Елена Фанайлова. Новое чтение. — « SvobodaNews.ru », 2010, 25 декабря <http://www.svobodanews.ru>.
Говорит Дмитрий Бак: «Самое главное в изменении формата нашего чтения — это изменение его контуров, его включенности в контекст нашей жизни. Очень простая вещь, мы никогда не делаем какое-либо дело более 20 минут. Может быть, студенты на „парах” пытаются полтора часа сосредоточиться, а я этого уже категорически не могу. И это приспособление под работу на компьютере, где ты пишешь текст, одновременно влезаешь в Интернет, одновременно у тебя электронная почта, а тут еще и „ Skype ”. И вот это мультиканальное наше сознание побуждает нас стремиться к совершенному восприятию. А это совершенное восприятие пустое, нулевое, потому что предел этого восприятия означает, что я скачал себе в домашний компьютер какой-то текст. Это рефлекс человека докомпьютерной эпохи. Я уверен, что те, кто моложе какого-то момента времени, этого не делают, они там хранят тексты, у них нет этого рефлекса присвоения, а у меня он есть».
«Я всю научную литературу читаю в компьютере, я ее удобно конспектирую, выделяю цветом, иначе не могу. Все, что не связано с моими научными интересами, я читаю в книгах, я умею это делать быстро и буду делать. У каждого человека есть порог соразмерности технической эволюции. Я помню, как мой папа (ему сейчас за 80) очень хорошо воспринял портативные транзисторные приемники, которые появились в начале 60-х годов: „ВЭФ-10”, „ВЭФ-12”, „Спидола” и так далее. Мой отец очень хорошо понял, зачем это. Он приобрел приемник. А вот магнитофоны портативные появились чуть позже, лет через 8, и он это уже не включил в сознание. В объеме его человеческих потребностей это уже не присутствовало. Лена [Фанайлова] правильно сказала, что по ридеру проходит граница поколений. Еще бы я сказал, что по SMS -сообщениям. Тут чуть-чуть больше порог, но люди, которым за какое-то количество лет, их не посылают. Это жесткий критерий принадлежности к какой-то технической парадигме».

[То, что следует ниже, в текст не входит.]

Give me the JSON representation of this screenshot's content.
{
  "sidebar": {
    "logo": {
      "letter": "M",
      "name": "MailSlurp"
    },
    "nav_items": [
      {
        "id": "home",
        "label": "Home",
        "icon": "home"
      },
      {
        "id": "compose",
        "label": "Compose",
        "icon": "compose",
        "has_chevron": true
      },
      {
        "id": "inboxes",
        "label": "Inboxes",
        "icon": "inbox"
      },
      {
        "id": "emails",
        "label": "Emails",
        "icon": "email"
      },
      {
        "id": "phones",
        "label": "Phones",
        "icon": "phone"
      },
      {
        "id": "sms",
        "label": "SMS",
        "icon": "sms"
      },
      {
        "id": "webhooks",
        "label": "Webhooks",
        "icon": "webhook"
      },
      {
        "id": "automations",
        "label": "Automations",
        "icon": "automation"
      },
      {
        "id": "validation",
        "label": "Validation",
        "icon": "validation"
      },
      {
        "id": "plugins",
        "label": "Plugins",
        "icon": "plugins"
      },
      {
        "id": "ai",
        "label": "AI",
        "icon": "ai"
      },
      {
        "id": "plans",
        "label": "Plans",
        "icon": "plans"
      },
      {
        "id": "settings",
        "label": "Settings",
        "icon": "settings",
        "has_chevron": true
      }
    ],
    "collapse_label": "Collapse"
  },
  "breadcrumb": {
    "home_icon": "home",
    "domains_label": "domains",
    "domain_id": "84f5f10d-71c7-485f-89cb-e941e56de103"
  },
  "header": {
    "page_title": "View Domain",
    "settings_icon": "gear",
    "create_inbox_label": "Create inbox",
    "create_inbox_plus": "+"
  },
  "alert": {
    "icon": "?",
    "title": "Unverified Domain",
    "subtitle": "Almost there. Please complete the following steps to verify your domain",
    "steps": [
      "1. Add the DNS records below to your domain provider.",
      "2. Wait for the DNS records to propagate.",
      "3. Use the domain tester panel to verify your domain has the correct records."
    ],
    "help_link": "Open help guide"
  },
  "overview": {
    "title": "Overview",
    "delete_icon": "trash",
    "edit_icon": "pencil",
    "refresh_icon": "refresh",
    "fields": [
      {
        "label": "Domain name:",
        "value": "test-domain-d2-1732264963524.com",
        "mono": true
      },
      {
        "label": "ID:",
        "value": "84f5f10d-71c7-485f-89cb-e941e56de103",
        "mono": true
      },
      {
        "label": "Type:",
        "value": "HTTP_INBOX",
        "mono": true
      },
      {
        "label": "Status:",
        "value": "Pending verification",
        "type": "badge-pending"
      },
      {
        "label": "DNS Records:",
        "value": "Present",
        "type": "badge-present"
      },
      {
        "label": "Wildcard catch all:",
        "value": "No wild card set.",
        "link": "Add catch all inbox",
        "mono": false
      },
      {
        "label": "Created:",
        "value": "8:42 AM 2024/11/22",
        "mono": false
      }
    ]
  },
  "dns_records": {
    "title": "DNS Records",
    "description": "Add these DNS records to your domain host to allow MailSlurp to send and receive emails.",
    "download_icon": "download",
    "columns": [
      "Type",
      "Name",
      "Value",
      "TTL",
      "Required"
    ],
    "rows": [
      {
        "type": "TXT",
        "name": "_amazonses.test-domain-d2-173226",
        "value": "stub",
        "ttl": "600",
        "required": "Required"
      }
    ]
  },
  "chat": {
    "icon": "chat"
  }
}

«Я уверен, что наступит время, когда ридеры будут „кубическим куском дымящейся совести”, то есть возникнет поколение, которое будет соразмерно этому техническому носителю. А книга бумажная будет папирусом, свитком. И самое главное, что ничего не отменится. В культуре так всегда бывает, что виниловые диски, проигрыватели возвращаются, только уже в другом, не массовом варианте. Балет возвращается в великом и элитарном варианте, не в том, который описан у Пушкина: „Балеты долго я терпел, но и Дидло мне надоел”. То есть ничего страшного не происходит».
П. И. Филимонов. Чтение по ролям. — «Новые облака». Электронный журнал литературы, искусства и жизни. Таллинн, 2010, № 1-2 <http://tvz.org.ee>.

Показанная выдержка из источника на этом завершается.